Electronic Arts (EA) has taken its first definitive step into dynamic in-game advertising, assigning the sales and management of marketing messages in seven of its titles to two video game ad networks: Microsoft’s Massive Inc. and IGA Worldwide.
The twin agreements, for which terms were not disclosed, may be the biggest sign of the in-game ad market’s maturation since Microsoft acquired Massive earlier this year. EA is the world’s largest video game publisher by many measures. The company reported 2005 revenues of $3.1 billion, and will release 20 games during the upcoming holiday season. Its portfolio includes the game franchises “Need for Speed,” “Madden NFL Football,” “The Sims,” “FIFA Soccer” and “Harry Potter.”
The Massive deal is particularly noteworthy as it marks one of the first attempts at dynamic ad serving in the console gaming environment, as opposed to PC-based online gaming. Massive will manage advertising in select EA games for Microsoft’s connected Xbox 360 gaming platform, which by the holidays will have an audience “running into seven figures on a reach basis,” according to Massive CEO Mitch Davis.
Massive Inc. will sell and traffic ads in EA’s “Need for Speed Carbon” to start, and IGA Worldwide will represent “Battlefield 2142.” Another five games, as yet unannounced, will be split between the two networks. EA declined to identify all the titles it’s committed to serving ads in, but said it would work with other networks.
“These two deals are the first steps in the process of building out the infrastructure behind in-game advertising,” Chip Lange, EA’s VP of online commerce, told ClickZ News. “Our business strategy includes multiple partners… Expect more deals like this in the future.”
EA previously inserted static, hard coded ads into its games. Those were sold on a sponsorship basis, since the company had no easy way to track impressions and interactions.
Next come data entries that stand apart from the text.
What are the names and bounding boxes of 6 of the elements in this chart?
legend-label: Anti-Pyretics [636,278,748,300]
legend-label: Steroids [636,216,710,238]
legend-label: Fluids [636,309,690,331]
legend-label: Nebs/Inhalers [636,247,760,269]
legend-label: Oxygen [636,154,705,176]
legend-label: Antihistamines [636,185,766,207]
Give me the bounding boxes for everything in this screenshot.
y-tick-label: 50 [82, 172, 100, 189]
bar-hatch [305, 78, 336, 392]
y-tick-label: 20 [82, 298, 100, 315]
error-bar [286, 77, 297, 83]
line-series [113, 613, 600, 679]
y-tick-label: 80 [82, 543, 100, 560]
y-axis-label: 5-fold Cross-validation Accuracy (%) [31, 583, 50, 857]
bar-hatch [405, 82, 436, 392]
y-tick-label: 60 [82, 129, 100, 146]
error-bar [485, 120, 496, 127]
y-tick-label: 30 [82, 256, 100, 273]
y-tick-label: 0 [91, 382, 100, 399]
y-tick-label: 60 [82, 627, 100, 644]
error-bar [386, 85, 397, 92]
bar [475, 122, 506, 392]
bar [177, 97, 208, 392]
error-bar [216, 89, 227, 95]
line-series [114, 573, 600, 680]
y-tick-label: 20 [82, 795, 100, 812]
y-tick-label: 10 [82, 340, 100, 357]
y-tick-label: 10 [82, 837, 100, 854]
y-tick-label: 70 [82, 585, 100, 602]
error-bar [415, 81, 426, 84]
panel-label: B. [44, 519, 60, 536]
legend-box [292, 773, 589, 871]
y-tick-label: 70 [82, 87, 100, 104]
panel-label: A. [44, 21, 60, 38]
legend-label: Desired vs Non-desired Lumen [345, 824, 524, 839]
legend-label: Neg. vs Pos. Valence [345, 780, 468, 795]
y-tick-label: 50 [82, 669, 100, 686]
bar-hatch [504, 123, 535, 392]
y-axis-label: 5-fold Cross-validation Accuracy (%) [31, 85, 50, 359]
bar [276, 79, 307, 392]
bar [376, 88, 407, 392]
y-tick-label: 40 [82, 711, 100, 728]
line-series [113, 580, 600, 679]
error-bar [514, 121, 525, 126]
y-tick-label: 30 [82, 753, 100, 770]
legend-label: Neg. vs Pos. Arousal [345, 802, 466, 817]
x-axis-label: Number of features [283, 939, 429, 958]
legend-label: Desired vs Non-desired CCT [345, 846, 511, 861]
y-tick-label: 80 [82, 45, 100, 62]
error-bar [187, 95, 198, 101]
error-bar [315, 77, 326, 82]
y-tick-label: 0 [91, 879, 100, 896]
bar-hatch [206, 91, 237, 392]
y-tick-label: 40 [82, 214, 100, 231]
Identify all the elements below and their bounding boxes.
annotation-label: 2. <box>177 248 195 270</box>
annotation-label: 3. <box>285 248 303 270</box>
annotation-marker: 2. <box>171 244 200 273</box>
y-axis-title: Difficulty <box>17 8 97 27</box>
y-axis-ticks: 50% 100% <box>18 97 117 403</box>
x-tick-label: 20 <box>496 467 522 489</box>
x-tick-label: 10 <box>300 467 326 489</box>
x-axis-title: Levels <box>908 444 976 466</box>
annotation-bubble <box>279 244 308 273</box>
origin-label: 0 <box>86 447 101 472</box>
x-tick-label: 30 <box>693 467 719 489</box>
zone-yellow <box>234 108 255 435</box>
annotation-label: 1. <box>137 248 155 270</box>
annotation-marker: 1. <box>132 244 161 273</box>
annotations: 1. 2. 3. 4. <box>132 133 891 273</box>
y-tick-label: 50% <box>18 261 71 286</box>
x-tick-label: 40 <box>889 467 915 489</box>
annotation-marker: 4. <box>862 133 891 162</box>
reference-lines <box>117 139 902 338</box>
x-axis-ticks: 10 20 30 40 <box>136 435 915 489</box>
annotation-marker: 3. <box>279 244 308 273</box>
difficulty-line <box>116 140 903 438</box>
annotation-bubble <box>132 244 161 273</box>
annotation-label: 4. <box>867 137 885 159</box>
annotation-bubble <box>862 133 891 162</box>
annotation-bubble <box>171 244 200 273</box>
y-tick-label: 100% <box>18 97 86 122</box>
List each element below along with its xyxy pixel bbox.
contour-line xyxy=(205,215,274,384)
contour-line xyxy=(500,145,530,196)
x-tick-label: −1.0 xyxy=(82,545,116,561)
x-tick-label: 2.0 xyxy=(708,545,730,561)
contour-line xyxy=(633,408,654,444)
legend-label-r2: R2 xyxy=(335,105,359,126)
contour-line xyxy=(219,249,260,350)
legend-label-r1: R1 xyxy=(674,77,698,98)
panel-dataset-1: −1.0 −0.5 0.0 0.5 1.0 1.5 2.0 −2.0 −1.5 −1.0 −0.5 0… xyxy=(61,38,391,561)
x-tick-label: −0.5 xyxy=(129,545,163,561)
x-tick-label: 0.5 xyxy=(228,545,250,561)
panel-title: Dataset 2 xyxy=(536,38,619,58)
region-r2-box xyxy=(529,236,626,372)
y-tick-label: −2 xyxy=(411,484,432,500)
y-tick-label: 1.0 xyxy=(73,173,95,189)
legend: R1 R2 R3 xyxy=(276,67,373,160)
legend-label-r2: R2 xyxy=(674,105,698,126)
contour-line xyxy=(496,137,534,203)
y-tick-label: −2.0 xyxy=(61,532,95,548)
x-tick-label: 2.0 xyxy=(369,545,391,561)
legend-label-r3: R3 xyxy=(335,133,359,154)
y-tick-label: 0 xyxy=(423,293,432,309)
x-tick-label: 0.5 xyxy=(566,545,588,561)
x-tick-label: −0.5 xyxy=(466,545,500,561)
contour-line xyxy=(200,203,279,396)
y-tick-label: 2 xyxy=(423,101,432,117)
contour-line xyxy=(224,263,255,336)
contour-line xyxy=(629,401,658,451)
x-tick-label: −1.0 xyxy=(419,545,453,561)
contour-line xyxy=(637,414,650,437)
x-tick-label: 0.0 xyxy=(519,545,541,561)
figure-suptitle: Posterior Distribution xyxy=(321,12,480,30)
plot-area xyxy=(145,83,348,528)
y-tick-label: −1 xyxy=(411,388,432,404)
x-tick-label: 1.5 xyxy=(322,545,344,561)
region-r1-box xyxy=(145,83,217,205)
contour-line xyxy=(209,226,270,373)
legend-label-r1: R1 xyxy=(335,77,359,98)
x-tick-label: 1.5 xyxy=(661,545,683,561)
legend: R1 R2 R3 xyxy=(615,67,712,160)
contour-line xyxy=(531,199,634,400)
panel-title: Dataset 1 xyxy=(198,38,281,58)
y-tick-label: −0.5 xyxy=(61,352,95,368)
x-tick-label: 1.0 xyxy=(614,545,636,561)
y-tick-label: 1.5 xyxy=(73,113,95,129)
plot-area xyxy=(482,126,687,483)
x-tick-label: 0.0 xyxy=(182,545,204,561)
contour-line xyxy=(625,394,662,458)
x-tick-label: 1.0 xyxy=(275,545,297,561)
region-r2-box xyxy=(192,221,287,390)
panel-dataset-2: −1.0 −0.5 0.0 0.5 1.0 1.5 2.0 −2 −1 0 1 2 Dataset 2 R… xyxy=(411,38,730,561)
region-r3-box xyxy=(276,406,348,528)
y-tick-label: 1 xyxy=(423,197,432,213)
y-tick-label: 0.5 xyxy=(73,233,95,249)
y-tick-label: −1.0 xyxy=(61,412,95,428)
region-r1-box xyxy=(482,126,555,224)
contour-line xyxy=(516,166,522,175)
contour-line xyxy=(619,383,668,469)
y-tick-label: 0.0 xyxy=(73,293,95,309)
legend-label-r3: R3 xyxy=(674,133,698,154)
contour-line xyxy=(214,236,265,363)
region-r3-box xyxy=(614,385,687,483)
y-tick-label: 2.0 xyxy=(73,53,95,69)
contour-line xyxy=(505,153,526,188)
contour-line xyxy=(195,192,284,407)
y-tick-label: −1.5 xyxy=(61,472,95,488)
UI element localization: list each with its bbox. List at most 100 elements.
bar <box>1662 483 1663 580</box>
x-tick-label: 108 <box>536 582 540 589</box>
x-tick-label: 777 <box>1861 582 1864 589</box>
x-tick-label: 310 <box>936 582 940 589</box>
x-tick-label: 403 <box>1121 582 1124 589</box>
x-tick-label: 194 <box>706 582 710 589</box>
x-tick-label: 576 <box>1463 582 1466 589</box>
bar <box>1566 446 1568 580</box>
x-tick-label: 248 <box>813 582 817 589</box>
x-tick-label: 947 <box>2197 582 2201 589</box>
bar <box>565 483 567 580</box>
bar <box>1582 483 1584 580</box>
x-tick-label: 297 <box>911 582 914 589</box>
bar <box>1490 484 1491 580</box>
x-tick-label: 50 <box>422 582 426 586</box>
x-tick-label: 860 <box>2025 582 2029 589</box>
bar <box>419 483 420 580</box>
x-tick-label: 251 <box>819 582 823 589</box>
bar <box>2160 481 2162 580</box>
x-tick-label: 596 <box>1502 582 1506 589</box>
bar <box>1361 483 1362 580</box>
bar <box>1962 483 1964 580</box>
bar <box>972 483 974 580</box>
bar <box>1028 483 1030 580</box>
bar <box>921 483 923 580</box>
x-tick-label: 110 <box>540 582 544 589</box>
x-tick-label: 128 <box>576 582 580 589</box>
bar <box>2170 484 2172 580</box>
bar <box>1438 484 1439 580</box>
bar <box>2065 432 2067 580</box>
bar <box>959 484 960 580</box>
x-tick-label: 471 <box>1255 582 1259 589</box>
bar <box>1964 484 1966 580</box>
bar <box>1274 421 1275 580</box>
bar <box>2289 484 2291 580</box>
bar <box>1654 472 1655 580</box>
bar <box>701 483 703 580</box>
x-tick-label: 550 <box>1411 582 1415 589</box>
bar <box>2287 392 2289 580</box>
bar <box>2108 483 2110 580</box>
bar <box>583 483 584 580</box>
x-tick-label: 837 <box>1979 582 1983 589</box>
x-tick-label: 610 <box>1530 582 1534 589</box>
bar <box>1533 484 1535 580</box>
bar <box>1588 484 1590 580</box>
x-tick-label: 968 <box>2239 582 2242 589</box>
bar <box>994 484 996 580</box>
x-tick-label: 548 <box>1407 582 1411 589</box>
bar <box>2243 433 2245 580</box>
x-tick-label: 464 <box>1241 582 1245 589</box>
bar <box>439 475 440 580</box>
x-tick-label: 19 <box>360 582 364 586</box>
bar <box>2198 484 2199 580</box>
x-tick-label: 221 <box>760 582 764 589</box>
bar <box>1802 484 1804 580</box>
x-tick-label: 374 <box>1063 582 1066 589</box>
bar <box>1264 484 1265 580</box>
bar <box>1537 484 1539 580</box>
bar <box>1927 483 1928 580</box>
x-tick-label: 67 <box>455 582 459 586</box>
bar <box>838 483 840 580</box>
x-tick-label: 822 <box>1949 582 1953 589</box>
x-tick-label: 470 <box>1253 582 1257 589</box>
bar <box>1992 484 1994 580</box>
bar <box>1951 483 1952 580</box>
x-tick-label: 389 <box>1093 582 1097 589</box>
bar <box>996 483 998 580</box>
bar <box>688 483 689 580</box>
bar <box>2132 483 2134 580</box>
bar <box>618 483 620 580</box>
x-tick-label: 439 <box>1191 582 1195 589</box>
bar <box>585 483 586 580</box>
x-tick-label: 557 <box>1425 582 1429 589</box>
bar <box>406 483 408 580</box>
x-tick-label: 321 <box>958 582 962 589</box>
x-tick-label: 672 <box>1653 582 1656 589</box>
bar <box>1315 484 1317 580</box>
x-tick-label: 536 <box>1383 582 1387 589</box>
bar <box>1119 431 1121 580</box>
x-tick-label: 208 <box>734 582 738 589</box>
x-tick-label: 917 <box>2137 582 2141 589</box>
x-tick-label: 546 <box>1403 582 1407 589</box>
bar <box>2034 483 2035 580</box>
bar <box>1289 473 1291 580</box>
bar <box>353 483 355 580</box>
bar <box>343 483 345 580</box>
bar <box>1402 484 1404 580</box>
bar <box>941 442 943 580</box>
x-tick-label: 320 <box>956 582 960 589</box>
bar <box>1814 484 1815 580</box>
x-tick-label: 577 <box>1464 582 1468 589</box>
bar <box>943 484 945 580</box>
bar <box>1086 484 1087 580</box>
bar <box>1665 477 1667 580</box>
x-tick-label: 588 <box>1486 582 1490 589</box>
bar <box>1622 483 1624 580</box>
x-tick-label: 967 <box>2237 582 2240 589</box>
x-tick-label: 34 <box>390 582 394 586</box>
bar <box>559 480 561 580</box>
The sponsorship sales also required early commitments from marketers, as game development cycles take from one to two years.
“The flexibility that the dynamic business brings to the advertiser opens up a wider number of advertising opportunities,” said Lange. “No longer do you kneed to have your ads up six months in advance. Instead of selling brands, we can sell the product of the day.”
The company will maintain an in-house sales operation for brand advertising that involves tighter storyline integration, the inclusion of a car that a game character can actually drive, for example. “We believe that business is sold differently, integrated differently with the studios and requires a different toolset,” he said.
Massive now represents advertising in 66 games, and will add 30-plus more within six months. Advertisers in the network have included Fox, Warner Bros., Toyota, Kraft and Unilever. The company has not disclosed its total audience reach.
“We have a level of robustness in our network,” said chief executive Davis. “Ultimately, advertisers buy based on the reach of your network and the quality of your programming. We’re seeing very substantive growth in the in-game advertising market, just because we’re delivering on those two key factors.”
IGA Worldwide, an independent company, said its deal with EA would add “hundreds of millions” of impressions to its network, which has so far served under five billion impressions. The company is on the short list of providers of ad management and reporting for game environments.
IGA’s chief executive, Justin Townsend, said he expects publishers like EA to earmark more inventory for dynamic sales and management as they gain experience with it. “The industry is embryonic,” he said. “As the publishers become more comfortable with in-game advertising and see how the deals are integrated and serviced, then will be the time to make a more informed decision about offering more games from their portfolio.”
It’s difficult to gauge the worth of in-game ad partnerships like those announced yesterday by EA. Advance payments and guarantees are common for such relationships, as networks bid aggressively to work with game publishers — of which there are few relative to online media. “You do tend to see in some advertising mediums, there are upfronts and guaranteed advances,” said IGA’s Townsend. “It’s not really odd that that would happen in the in-game advertising industry. However there’s a fine line for negotiating a reasonable guarantee for any medium.”
The inclusion of Microsoft’s Xbox 360 console in EA’s advertising platforms begs the question of what EA will provide for ad insertion in other gaming platforms. Sony, for example, will release its Playstation 3 by the holidays. Lange declined to say whether the company expected to traffic dynamic placements there. “A lot of people are talking to them. As the online penetration rate picks up with that platform, it becomes a valuable business area.”